In this paper, we are concerned with the arithmetical definability of certain notions of integers and rationals in terms of other notions. The results derived will be applied to obtain a negative solution of corresponding decision problems.
In Section 1, we show that addition of positive integers can be defined arithmetically in terms of multiplication and the unary operation of successor S (where Sa = a+1). Also, it is shown that both addition and multiplication can be defined arithmetically in terms of successor and the relation of divisibility | (where x|y means x divides y). Thus the elementary theory of integers with S and • (or S and | ) as the only primitive notions, which may seem rather narrow, is sufficient to express every idea or result which can be expressed in elementary number theory, i.e., the arithmetic of integers with + and •. An axiomatic problem concerning the system of positive integers with S and • is discussed in Section 2.
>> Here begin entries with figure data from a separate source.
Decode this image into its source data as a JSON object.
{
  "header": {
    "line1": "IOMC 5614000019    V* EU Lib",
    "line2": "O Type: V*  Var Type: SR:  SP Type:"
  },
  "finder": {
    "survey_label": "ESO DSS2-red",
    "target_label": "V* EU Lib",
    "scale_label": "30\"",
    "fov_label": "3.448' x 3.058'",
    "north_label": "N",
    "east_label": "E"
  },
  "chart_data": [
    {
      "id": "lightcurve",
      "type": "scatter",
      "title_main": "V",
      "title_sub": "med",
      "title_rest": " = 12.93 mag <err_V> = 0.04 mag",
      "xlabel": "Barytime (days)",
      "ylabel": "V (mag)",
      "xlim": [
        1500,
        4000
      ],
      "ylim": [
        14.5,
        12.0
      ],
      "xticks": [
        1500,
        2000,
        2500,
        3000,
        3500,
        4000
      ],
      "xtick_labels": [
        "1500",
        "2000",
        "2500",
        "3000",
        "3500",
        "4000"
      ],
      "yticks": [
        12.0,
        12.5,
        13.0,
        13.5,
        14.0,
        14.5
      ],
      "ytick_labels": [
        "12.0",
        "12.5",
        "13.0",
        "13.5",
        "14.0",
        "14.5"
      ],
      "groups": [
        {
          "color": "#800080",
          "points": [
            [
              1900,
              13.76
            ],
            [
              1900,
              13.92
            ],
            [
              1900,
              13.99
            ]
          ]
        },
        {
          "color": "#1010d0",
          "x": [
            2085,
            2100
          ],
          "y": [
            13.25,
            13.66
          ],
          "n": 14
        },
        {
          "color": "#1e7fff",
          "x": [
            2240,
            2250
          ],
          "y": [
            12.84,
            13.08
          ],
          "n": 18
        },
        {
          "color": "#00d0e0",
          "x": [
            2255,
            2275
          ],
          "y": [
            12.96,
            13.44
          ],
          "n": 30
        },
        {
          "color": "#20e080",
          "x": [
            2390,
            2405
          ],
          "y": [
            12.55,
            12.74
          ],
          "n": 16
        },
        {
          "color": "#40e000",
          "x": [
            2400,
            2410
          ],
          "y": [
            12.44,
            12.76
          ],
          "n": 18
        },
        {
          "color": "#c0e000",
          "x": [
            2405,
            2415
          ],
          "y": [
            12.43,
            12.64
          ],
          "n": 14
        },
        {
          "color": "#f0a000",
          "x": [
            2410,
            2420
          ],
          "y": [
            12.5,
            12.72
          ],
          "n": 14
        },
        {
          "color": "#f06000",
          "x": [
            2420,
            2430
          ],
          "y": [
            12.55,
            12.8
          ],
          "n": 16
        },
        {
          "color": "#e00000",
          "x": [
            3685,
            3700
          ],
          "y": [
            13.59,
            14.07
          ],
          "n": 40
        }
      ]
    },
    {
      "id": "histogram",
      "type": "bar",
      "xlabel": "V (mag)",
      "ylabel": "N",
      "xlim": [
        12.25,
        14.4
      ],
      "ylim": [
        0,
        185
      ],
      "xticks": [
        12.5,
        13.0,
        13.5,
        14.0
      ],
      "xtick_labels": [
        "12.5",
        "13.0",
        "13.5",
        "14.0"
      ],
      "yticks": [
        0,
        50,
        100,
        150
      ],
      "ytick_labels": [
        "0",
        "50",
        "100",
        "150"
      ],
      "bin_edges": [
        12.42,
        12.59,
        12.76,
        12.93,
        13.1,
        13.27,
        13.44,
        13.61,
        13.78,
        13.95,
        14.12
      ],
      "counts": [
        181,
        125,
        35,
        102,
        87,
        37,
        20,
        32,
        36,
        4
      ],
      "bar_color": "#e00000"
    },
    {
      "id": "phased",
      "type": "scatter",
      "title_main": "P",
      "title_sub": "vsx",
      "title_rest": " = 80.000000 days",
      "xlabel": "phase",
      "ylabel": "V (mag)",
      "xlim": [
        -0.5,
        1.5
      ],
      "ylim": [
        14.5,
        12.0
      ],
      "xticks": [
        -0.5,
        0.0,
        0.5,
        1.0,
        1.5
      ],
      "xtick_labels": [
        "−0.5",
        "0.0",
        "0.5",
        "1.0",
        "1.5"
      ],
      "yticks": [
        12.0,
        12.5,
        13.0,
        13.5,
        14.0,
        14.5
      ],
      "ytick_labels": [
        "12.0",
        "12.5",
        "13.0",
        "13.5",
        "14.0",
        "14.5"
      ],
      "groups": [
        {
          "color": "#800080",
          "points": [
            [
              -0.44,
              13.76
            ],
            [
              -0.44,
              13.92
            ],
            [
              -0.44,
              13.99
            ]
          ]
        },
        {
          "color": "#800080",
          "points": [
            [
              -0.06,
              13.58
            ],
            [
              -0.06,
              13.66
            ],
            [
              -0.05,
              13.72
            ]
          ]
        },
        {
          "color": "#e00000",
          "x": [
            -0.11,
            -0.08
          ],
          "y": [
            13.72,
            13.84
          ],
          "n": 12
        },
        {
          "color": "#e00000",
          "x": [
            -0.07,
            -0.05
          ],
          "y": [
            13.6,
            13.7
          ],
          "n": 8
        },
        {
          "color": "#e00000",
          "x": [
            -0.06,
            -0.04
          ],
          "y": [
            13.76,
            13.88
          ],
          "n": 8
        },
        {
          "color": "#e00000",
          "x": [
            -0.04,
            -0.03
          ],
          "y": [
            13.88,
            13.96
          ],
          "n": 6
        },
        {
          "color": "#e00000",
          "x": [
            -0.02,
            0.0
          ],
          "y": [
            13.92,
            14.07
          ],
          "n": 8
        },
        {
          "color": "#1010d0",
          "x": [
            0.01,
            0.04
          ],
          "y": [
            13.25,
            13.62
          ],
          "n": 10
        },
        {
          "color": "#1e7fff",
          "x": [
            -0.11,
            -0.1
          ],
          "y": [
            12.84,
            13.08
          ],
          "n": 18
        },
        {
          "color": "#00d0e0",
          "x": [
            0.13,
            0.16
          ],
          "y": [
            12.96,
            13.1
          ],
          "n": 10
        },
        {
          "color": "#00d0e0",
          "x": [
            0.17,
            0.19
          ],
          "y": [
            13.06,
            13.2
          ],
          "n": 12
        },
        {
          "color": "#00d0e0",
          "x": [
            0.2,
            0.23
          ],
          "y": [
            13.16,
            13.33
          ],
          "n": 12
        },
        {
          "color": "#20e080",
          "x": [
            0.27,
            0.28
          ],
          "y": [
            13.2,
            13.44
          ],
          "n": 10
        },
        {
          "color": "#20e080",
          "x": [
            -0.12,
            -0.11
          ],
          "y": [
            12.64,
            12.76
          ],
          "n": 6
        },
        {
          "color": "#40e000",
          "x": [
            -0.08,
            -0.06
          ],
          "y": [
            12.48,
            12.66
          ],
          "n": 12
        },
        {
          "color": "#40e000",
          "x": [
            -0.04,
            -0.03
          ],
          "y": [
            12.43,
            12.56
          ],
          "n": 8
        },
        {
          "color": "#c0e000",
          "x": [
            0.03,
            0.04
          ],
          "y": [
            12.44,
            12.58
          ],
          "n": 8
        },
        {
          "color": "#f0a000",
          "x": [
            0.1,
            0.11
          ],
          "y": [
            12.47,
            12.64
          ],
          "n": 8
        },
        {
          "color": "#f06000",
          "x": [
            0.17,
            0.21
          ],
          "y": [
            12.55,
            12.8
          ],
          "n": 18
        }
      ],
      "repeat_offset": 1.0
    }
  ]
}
In Section 3, we show that the notion of an integer can be defined arithmetically in terms of the notion of a rational number and the operations of + and • on rationals. Hence the arithmetic of rationals is adequate for the formulation of all problems of elementary number theory.
Since the solution of the decision problem is known to be negative for elementary number theory, it follows from our results that the solution of the decision problem is negative for any of the related theories mentioned above. As a further consequence, we see that the solution of the decision problem for the arithmetical theory of arbitrary fields is also negative. These problems will be discussed in Section 4.